Ohio - A company that drills gas wells needed new technology for explosive stimulation of gas wells. Precision Blasting Services developed a better procedure and increased production rates by 250%

California - Worked on the Eastside Reservoir Project with a major contractor to optimize blast design. Different designs were needed in different rock types to produce proper fragmentation and to decrease costs.

LANDFILL CONSTRUCTION

Canada - Precision Blasting Services has worked with landfill construction to provide technical information and blast design parameters so that landfill integrity can be kept in tact while blasting close to the landfill.

Ohio - Precision Blasting Services has been involved with the blast design and vibration control on major landfill projects in the State of Ohio. The blasting for cell construction has been completed with no damage to adjoining cells or adjacent property.

DEMOLITION

Arkansas - Precision Blasting worked with a construction company to design blasting rounds for the removal of Titan II missile silos.
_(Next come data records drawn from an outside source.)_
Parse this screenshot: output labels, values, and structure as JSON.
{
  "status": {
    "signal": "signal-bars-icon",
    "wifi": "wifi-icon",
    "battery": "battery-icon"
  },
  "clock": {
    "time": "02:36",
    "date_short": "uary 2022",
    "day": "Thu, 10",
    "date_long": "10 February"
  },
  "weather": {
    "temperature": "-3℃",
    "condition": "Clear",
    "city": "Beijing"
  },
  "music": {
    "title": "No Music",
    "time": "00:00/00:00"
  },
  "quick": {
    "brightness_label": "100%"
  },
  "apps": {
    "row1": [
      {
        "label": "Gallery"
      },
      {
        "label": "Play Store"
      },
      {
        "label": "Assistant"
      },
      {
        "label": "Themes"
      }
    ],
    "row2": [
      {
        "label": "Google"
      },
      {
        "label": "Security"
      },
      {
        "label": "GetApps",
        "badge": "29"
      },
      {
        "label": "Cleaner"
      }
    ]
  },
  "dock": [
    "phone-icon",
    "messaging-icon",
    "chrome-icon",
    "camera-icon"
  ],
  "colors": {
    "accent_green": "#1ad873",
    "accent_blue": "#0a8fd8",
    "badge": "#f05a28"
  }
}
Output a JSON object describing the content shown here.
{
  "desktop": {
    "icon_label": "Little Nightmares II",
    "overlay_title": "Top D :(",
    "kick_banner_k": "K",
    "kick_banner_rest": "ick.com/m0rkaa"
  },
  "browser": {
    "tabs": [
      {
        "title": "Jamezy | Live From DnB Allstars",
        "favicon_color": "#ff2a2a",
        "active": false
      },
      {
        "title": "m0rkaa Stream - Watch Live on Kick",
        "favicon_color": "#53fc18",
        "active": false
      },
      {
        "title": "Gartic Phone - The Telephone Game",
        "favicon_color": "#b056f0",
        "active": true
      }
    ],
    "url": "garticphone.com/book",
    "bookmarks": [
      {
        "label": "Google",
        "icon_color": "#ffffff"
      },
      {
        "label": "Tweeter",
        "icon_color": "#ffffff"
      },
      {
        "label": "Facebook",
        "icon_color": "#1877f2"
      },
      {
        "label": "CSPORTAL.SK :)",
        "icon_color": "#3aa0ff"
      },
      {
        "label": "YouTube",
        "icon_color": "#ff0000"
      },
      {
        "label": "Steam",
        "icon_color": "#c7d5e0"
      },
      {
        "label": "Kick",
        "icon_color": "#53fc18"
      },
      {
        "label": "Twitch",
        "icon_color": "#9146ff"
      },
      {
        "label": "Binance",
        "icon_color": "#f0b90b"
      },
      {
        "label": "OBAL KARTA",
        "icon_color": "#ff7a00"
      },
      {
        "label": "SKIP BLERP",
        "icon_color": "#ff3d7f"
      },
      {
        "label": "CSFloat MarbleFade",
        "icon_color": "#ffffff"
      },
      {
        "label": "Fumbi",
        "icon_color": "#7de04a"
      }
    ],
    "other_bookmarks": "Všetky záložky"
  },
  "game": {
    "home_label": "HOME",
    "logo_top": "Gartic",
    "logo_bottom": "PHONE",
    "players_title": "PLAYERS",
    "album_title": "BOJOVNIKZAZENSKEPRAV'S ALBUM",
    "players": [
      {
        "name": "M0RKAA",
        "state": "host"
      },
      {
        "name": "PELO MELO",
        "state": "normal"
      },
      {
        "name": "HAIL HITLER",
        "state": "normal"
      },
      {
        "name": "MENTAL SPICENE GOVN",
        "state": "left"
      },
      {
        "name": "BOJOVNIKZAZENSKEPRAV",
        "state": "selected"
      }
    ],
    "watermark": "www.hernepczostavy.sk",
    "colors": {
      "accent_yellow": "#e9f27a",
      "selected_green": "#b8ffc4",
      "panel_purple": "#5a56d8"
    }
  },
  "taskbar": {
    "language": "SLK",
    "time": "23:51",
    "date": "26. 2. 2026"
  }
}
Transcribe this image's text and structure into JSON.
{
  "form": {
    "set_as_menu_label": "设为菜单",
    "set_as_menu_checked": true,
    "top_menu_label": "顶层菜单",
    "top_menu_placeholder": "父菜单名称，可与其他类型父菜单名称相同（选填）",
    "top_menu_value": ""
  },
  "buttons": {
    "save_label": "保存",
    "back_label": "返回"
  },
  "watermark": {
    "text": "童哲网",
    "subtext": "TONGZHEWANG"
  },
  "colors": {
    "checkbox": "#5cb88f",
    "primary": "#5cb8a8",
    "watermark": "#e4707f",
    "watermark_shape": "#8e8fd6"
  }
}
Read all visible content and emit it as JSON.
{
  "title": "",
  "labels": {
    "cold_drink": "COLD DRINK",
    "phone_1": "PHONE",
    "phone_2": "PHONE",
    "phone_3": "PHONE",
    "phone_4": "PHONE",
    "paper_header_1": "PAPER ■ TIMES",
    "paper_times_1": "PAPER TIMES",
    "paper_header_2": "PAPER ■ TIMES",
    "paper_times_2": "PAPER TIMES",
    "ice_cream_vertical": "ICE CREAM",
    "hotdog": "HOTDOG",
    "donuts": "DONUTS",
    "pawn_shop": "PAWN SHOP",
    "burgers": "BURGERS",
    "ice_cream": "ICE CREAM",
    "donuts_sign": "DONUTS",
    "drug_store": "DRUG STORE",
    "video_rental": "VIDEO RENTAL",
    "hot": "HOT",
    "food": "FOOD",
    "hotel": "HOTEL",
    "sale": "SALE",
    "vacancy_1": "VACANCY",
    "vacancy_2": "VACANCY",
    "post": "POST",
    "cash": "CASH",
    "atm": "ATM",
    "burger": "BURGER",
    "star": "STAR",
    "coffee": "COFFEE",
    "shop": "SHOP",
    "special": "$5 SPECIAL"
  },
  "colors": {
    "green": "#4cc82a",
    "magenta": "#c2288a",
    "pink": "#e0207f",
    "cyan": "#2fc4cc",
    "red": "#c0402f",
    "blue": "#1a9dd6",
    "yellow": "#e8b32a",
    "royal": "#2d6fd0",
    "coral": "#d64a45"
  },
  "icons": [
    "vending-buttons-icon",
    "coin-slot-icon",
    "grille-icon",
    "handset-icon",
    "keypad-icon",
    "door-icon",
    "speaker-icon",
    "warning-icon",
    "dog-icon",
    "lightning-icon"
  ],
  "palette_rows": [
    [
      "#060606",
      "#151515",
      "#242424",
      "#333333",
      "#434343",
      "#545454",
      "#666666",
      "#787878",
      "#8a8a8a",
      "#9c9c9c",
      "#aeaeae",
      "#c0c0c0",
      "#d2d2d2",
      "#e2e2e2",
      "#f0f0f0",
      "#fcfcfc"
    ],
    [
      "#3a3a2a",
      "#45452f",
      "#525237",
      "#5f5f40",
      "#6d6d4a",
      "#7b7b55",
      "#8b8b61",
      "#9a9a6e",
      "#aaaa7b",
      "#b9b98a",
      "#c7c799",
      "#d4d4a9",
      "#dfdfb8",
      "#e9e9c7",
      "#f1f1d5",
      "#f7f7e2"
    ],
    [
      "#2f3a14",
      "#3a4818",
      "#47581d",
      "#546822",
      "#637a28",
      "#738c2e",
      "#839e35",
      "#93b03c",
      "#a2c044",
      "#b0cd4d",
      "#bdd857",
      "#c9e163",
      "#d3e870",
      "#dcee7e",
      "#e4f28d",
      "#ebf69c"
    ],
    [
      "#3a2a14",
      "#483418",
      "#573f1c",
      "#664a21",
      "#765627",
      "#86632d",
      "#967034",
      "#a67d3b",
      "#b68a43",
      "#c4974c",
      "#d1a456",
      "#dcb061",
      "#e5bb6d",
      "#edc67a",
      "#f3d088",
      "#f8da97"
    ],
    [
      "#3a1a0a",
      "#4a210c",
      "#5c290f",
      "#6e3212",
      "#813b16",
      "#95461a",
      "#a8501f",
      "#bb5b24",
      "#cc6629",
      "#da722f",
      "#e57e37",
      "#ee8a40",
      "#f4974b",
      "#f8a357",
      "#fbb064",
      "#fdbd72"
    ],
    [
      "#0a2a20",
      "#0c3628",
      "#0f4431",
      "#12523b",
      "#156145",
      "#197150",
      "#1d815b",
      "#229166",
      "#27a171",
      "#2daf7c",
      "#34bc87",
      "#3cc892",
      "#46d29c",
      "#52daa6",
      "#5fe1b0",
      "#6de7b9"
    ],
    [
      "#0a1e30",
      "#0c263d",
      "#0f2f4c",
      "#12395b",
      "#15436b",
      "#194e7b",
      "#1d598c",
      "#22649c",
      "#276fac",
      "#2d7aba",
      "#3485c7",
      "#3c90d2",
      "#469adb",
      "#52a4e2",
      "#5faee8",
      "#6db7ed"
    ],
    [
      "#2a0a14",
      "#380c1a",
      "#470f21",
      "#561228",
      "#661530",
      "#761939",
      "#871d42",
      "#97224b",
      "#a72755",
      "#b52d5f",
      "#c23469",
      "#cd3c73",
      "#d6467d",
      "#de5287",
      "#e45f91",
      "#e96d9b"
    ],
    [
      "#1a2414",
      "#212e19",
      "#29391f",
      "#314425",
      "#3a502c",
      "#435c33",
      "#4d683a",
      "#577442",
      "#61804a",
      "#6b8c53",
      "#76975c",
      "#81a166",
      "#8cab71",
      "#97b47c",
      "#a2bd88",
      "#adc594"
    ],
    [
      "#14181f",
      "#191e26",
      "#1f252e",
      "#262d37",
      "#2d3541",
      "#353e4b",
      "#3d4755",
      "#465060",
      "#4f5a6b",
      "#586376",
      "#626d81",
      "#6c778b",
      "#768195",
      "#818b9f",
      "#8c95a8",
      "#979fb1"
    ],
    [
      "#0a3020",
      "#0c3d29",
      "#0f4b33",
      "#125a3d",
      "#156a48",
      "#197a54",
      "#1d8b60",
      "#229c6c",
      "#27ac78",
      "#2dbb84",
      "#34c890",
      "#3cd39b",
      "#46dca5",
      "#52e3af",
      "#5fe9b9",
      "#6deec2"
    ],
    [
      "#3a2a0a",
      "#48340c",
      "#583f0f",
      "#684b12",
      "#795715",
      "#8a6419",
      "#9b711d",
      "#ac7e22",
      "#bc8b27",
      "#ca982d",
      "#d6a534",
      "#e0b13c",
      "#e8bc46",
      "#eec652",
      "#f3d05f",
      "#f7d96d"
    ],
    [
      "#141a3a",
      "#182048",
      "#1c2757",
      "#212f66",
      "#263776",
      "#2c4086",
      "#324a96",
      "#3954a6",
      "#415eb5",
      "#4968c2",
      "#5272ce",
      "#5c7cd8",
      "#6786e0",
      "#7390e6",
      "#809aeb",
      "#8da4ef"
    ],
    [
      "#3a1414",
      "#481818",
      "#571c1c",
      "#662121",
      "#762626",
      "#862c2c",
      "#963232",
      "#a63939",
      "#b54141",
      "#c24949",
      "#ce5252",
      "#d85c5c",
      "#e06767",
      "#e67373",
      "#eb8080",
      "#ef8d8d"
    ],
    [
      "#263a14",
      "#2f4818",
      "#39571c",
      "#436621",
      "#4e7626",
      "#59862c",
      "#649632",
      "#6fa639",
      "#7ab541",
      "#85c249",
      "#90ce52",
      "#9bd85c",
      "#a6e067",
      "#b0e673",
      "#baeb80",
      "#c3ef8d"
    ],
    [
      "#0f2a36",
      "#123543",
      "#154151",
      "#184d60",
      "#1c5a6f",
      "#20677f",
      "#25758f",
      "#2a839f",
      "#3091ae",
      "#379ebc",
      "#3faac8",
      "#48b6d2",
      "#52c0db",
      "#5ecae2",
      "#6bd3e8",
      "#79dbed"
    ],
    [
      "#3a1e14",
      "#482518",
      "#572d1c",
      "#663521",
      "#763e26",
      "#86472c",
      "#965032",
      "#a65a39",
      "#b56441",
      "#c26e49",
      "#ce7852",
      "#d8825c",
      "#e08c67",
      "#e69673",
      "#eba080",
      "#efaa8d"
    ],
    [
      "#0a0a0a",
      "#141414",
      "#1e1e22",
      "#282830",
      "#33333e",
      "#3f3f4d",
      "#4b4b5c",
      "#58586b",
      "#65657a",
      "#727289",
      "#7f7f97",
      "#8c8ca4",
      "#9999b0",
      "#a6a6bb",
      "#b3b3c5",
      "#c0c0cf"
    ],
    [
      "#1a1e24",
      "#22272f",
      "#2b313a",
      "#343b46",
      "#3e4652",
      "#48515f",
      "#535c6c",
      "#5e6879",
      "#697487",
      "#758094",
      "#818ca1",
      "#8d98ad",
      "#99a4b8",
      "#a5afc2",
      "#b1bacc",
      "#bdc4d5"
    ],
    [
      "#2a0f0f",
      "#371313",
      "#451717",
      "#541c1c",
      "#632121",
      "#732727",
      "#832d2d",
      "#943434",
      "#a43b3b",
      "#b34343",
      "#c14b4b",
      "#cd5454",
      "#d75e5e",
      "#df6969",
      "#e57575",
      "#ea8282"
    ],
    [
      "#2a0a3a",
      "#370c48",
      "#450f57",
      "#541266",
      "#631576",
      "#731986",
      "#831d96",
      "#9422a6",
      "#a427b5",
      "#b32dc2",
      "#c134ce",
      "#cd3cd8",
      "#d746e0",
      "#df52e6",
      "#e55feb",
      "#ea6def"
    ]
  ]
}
The silos were made of heavily reinforced concrete and required blasting in such a manner that the silos would be demolished in one blast. Airblast and ground vibration specifications with 500 feet of the silos were 2.0 ips and 134 dB. Precision Blasting worked with the contractor to design blasts to meet specifications imposed by the US Army Corp of Engineers.

Alabama - PBS worked as a subcontractor to remove approximately 900 cubic yards of heavily reinforced concrete in an operating automobile plant. The blasting had to be controlled so that vibration limits would not trip computers on operating machines adjacent to the blasting site and would not damage in any way a new computer-controlled machine costing $8,000,000.00 and located within 5 feet of the blasting site. The planning and blasting were successfully completed with no work stoppage and no damage or claims of damage.

UNDERGROUND MINING AND CONSTRUCTION

Ohio - A salt mine had problems with roof control. Precision Blasting Services developed a technology showing that the roof could be stabilized and roof control could be achieved without a great price increase.

Australia - A large underground metal mining operation needed to improve initiation timing for blasting in stopes. Precision Blasting Services worked as a subcontractor to develop a method, which increased timing accuracy.

Ohio- Shaft and tunnel blasting had to be done by a contractor for a Metropolitan Sewer District project. PBS designed all the shaft and tunnel blasts. Some of the blasts were within 50 feet of homes.